Writes Gottlieb: Dodie Bellamy is the Evel Knievel of parataxis, an old-fashioned film splicer that eats blood, a car crash of good.

Bellamy’s most recent book is the buddhist (Publication Studio), an essayistic memoir based on her blog, Belladodie.  Her most recent chapbook is Whistle While You Dixie (Summer BF Press).  Time Out New York named her chapbook Barf Manifesto (Ugly Duckling) “Best Book Under 30 Pages” for 2009.  Other books include Academonia, Pink Steam and The Letters of Mina Harker. Her book Cunt-Ups won the 2002 Firecracker Alternative Book Award for poetry.  She lives in San Francisco with writer Kevin Killian and three cats.

From the buddhist
By Dodie Bellamy

The buddhist said he loved me when we were fighting as much as when we were purring to one another, he said he loved all parts of me, all moods of our interaction. And I believed him. I could tell him anything, I could be any way with him and he would still love me. My therapist’s response to this: when things seem too good to be true, they are too good to be true. Anals of official philosophy are fucked by bureaucrats of pure reason. The buddhist’s attention was so dazzling I felt like the star of a reality TV show, the fat woman who has an extreme makeover—ugly parts are cut away, new parts are stitched on, then she’s coached into fitness and retooled by a team of beauty experts—for the grand finale all her friends and family gather to witness the unveiling of the gussied up version—she is stunning, a bride to her dream self. Then the cameras and support staff vanish, leaving her to deal with the profound loneliness of ordinary life. Standing in line at Safeway I vacantly stare at a magazine cover featuring three former contestants from a series about pregnant teens, now that the show is over their lives are falling apart—depression, drug addiction, boob jobs. I look at Kevin beside me, peacefully sleeping in the navy cashmere cap I bought him for his birthday—I get a hit of his otherness and his sweetness and it pangs my heart—with this incredible love, right here, that slaps me in the face on a daily basis, what was the point of the buddhist? He made me feel sexy special exciting—traits I don’t particularly try to convey, like I’m over such staginess—but I must still crave it, must still long to be that dazzling woman beneath the klieg lights—all eyes turning to watch, to delight in Her/Me.
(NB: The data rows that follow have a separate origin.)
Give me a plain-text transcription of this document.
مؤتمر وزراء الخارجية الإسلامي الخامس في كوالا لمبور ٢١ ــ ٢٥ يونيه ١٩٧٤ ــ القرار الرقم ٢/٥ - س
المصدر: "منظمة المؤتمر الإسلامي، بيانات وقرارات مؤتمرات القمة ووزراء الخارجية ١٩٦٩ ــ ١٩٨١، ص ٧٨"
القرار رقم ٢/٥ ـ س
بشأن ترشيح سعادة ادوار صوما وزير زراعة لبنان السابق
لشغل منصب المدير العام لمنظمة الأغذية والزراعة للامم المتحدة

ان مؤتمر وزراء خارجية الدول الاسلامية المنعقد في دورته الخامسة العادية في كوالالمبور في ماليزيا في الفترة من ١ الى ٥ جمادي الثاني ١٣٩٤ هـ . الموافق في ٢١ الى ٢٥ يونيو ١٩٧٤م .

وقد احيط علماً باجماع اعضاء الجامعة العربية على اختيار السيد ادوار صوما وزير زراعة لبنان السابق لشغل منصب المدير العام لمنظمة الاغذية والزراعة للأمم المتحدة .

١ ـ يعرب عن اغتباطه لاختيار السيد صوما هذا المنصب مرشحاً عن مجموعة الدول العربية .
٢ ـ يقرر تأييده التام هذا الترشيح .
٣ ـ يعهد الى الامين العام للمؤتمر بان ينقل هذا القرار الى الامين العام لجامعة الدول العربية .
For women, God is always about the gaze. Little ones to him belong, for they are weak and he is strong. Jesus loves our weaknesses, but God loves our glamour.


Writes Gottlieb: Danielle Montgomery is a bull’s eye’s sweetheart, the song of the raw bone, a telegraph from a bare cupboard.
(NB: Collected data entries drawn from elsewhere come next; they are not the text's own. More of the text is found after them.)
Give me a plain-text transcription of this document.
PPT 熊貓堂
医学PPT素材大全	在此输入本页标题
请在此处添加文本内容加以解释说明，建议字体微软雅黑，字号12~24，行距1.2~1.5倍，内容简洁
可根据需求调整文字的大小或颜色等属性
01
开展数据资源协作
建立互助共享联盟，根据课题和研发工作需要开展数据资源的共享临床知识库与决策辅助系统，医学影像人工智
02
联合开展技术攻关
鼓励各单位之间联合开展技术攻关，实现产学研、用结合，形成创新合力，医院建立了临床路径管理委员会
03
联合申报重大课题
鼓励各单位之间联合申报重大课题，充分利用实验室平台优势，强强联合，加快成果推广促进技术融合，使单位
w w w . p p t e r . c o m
Montgomery’s recent book of poems is The Woman You Write Poems About. Thea Hillman says, “In Danielle Montgomery’s poetry, faith rides shotgun with hopelessness, and at the last minute grabs the wheel, dropping us off at our destination salvation.” She writes about class, economic struggle, and the search for sanity and human dignity.

By Danielle Montgomery

ever since the kindergarten IQ tests
smart was my currency.

losing smart
bankrupted me.

i felt for phrases in the pockets of my jeans:
found nothing.

i went to work
my desk was gone, the assistant staring blankly.
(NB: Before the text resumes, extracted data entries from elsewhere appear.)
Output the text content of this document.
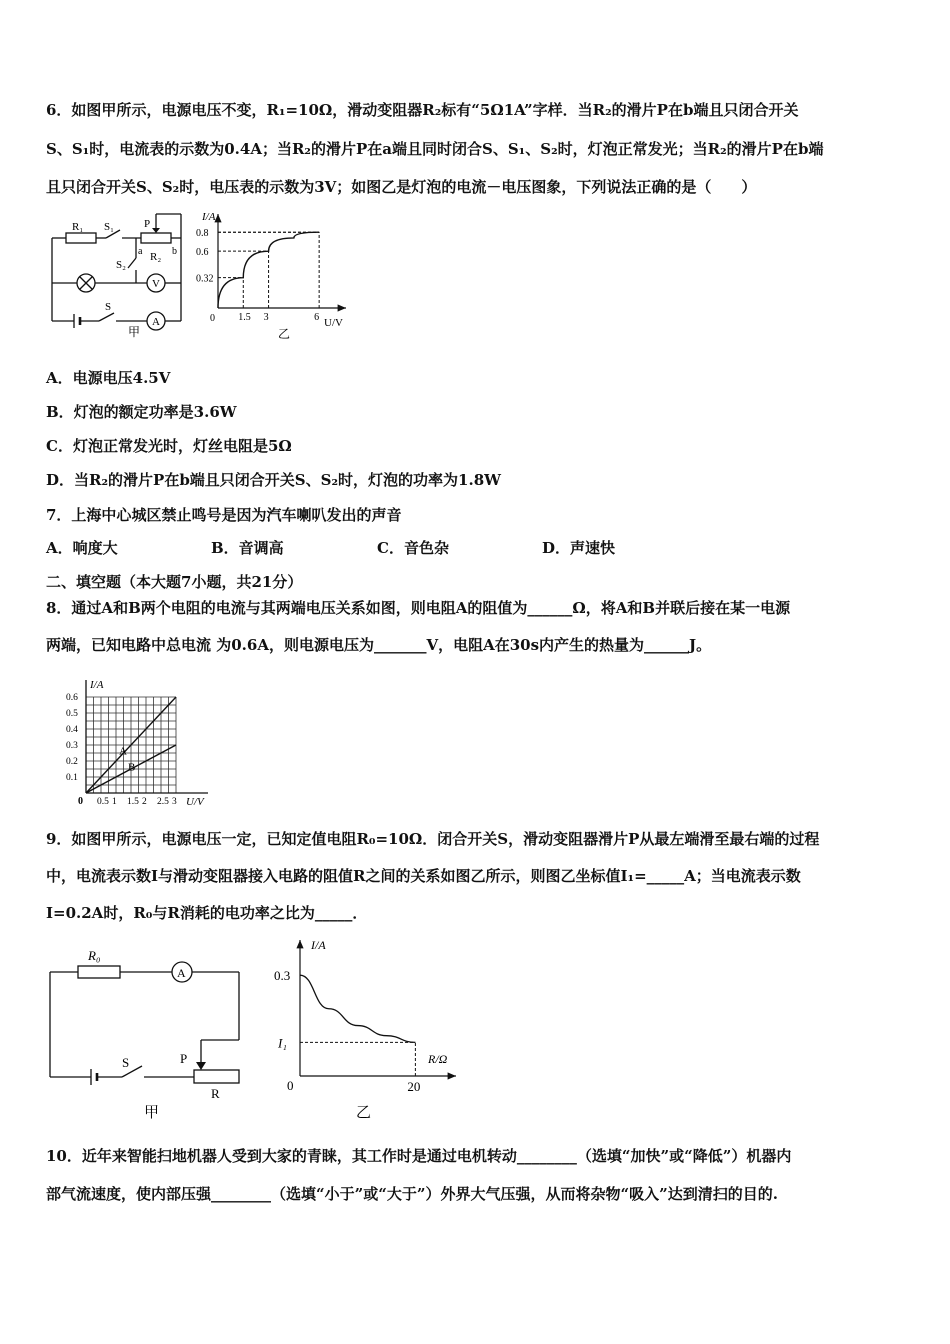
6．如图甲所示，电源电压不变，R₁=10Ω，滑动变阻器R₂标有“5Ω1A”字样．当R₂的滑片P在b端且只闭合开关
S、S₁时，电流表的示数为0.4A；当R₂的滑片P在a端且同时闭合S、S₁、S₂时，灯泡正常发光；当R₂的滑片P在b端
且只闭合开关S、S₂时，电压表的示数为3V；如图乙是灯泡的电流－电压图象，下列说法正确的是（　　）
R₁ S₁	P
a	b
S₂
R₂
V
A
S
甲
I/A
U/V
0
乙
0.32
0.6
0.8
1.5 3	6
A．电源电压4.5V
B．灯泡的额定功率是3.6W
C．灯泡正常发光时，灯丝电阻是5Ω
D．当R₂的滑片P在b端且只闭合开关S、S₂时，灯泡的功率为1.8W
7．上海中心城区禁止鸣号是因为汽车喇叭发出的声音
A．响度大	B．音调高	C．音色杂	D．声速快
二、填空题（本大题7小题，共21分）
8．通过A和B两个电阻的电流与其两端电压关系如图，则电阻A的阻值为______Ω，将A和B并联后接在某一电源
两端，已知电路中总电流 为0.6A，则电源电压为_______V，电阻A在30s内产生的热量为______J。
I/A
U/V
0
0.1
0.2
0.3
0.4
0.5
0.6
0.5 1 1.5 2 2.5 3
A
B
9．如图甲所示，电源电压一定，已知定值电阻R₀=10Ω．闭合开关S，滑动变阻器滑片P从最左端滑至最右端的过程
中，电流表示数I与滑动变阻器接入电路的阻值R之间的关系如图乙所示，则图乙坐标值I₁=_____A；当电流表示数
I=0.2A时，R₀与R消耗的电功率之比为_____．
R₀
A
S	P
R
甲
I/A
R/Ω
0
乙
0.3
I₁
20
10．近年来智能扫地机器人受到大家的青睐，其工作时是通过电机转动________（选填“加快”或“降低”）机器内
部气流速度，使内部压强________（选填“小于”或“大于”）外界大气压强，从而将杂物“吸入”达到清扫的目的.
the alphabet rearranged itself,
i couldn’t concoct anything saleable.

when smart returned, bearing stacks of tens, twenties, hundreds
i burned the bills.

somewhere there is a little girl
getting a lesson.

this is a poem to you, grown:
if you lose it, you are not lost.

beauty does not skip you
based on the novels you’ve read.

love is not
a column of numbers. you’re no measured sum.

there is a whole world
that demands nothing of you.

there is a whole world that demands nothing of you
that holds you, penniless, all night long.